Two kids with scooters stand in the street as they lick at Italian ices. Large trees amply shade them. They’re breathing hard, and perspiration covers their foreheads.
Then there is the cornfield in an empty lot. Beside a red, boarded-up building grows a substantial cluster of corn stalks. They look tall and healthy; they look regularly tended. A lasting farm within the urban stretches of New York City.


A desolate alleyway gives access to parking spots behind homes. We walk down here. Two men sit on lawn chairs in an open garage, watching a baseball game on TV and drinking from beer cans.


The heat, the walking, and the indecipherable variety of scenes in Ozone Park fatigue us. We are hungry. We duck into a restaurant on 78 Street and 101 Avenue, called Tres Reynas Mexican Restaurant.

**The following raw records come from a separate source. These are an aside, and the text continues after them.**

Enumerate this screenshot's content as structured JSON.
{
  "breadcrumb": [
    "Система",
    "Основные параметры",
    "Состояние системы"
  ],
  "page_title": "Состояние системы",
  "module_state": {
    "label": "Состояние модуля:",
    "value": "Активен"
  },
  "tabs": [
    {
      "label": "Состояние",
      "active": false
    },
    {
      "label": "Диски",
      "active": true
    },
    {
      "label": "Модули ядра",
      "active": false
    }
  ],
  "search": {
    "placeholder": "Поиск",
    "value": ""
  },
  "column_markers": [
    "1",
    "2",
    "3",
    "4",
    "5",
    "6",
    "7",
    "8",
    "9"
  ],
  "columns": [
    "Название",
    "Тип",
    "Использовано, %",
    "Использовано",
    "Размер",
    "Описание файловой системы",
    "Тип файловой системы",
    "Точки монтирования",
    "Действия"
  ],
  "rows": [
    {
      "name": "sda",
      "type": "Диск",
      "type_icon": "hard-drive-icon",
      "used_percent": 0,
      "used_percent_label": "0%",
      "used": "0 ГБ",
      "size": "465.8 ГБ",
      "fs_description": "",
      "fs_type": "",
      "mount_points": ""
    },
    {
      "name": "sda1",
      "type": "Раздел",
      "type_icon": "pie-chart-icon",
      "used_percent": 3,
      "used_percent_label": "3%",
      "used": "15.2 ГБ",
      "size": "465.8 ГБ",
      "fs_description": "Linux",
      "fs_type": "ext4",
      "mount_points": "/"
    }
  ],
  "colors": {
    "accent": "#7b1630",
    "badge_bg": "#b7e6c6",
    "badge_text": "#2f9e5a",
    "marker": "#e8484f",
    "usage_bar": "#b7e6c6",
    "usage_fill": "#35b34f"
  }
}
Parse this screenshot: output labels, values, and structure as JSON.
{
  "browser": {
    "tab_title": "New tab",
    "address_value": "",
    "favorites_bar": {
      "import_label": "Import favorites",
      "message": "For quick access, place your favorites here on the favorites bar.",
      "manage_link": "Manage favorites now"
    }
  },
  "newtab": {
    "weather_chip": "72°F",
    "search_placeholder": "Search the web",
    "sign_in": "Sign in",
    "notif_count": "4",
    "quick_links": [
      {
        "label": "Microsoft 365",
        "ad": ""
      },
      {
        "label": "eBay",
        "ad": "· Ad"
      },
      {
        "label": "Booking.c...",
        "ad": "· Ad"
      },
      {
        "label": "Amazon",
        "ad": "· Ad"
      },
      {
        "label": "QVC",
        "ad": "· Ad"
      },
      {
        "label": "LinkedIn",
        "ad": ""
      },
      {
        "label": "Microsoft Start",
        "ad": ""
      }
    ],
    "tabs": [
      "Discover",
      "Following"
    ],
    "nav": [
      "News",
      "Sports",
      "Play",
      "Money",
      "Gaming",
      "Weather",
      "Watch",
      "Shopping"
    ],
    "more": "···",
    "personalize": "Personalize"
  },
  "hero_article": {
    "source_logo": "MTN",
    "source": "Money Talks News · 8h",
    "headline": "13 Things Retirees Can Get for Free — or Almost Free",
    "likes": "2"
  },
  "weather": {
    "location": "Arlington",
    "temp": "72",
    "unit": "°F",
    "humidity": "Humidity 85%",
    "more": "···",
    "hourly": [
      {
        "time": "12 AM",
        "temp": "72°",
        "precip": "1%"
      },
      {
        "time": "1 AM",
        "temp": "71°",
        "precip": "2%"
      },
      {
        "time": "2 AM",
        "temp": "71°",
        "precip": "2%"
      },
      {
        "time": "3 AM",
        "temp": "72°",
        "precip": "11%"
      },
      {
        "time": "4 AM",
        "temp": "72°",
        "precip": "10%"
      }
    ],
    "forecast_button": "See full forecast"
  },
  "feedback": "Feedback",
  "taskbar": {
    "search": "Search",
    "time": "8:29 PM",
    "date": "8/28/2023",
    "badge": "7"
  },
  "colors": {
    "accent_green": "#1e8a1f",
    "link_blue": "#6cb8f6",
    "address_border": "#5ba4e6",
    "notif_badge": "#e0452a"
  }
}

I order pineapple juice with my lunch; my cohort orders mango juice with his lunch. In a Manhattan restaurant when you order juice, that’s it: That one glass is what you paid for, and if you want more, you’ll pay for more. At Tres Reynas the waitress continually arrives with big pitchers of freshly blended pineapple and mango juice. She refills our glasses as if with water. When I do ask for a glass of water, the waitress thinks I’m crazy. She smiles, puts a fist on her hip, and says, “What then? You don’t want any more juice?”